When they met in October, they found they have a shared passion for playing and teaching drums. 

“Traditional Scottish drumming is not that different from Korean drumming. The drums are different, but music is the same everywhere. We both speak drum,” says Alexis. 
Alexis arrived in New Zealand seven years ago. She left her native Clydebank in West Dunbartonshire, Scotland, after replying to an ad in a pipe band magazine for a drumming instructor in Christchurch. 
“It was the dodgiest looking ad ever, and it took them forever to get back to me, but I had a good feeling about it.” 
Alexis also registered an interest in becoming an air traffic controller for the Royal Air Force but at the time they called her up for training, the reply from Christchurch also came. 
“Sometimes I wonder what my life would have been like now if I had joined the RAF, but I am happy where I am, doing what I do.” 
Alexis is an experienced Highland pipe band drumming tutor. She teaches the National Youth Pipe band and many others, and even organises lessons using Skype. 
Younghee says: “I like it that Alexis is young, and uses the internet a lot during our meetings.

"We learn things together. We searched information about the background of Labour Day on Google, and we looked up what a Jacaranda tree is,” Alexis adds. “You don’t see them in the South Island but they are all over the place in Tauranga.” 

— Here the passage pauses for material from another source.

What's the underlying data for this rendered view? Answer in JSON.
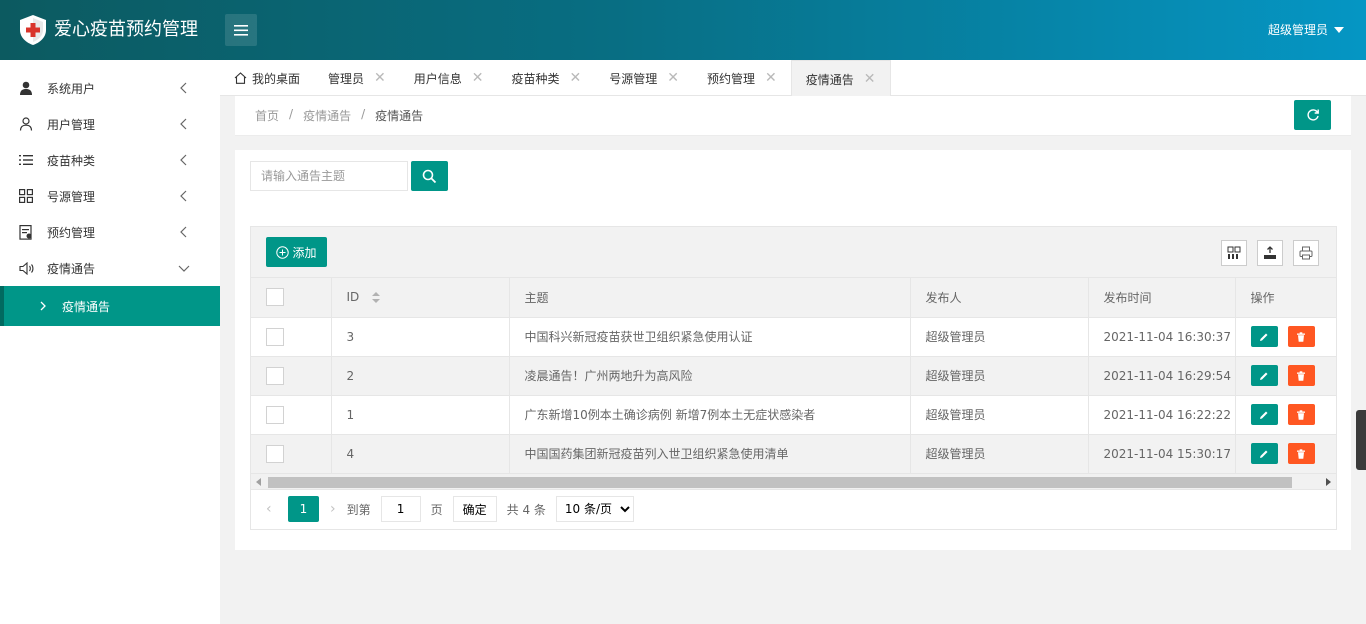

Younghee's been in New Zealand for nine years. Her mother travelled here to visit her sister, and bought a house in Christchurch. When she came back, she asked Younghee and her siblings if they wanted to live in New Zealand, as there was a house available for them. 
Younghee didn’t hesitate to put her hand up for that opportunity. 
She comes from Seoul, the capital and largest metropolis of South Korea. The city has a population of more than 10 million people and compared to that, Tauranga is no more than a village. 
“There are similarities, though. Like the way you can fish off the wharf.”
Younghee has a passion for traditional Korean drumming, something she shares with her two sons. They have a collection of about 40 drums in the garage of their Welcome Bay home. 
She has been a freelance drumming teacher for many years, and now teaches drumming at the Korean School in Tauranga. 
Alexis never envisaged teaching anything but drums, but when she heard about English Language Partners, she was keen to find out about volunteering. 
“I had my training in Timaru, and it was really interesting. It was fun to meet so many different people and although I always said I would not teach anything else but drumming, I’m glad I made the decision to teach English. 
“People like Younghee are really motivated to learn, and that makes teaching rewarding.” 
When Alexis came in, the ‘too hard’ basket was burned in the fire. Younghee says she thinks she has learned more about apostrophes than most Kiwis will ever know since teaming up with Alexis. 
“When I came here, I was like an empty box. I could say words like ‘hi’, ’hello’ and ’excuse me’, but that was pretty much it.” 
Alexis mentions that her New Zealand residency has only just been approved. 
“I had to pay another migrant fee to get the status finalised, and guess what? Some of that money goes to ESOL services. How funny is that?” 
People joke around and say to Alexis that now she’s officially a Kiwi, she has to work on it and start wearing jandals, but she says that’s not going to happen anytime soon. 
“Jandals don’t agree with my toes!”
To Younghee, being in New Zealand is like being on holiday. “It is like I’m having a nice holiday.  I work hard, and I study hard, but the stress is gone.”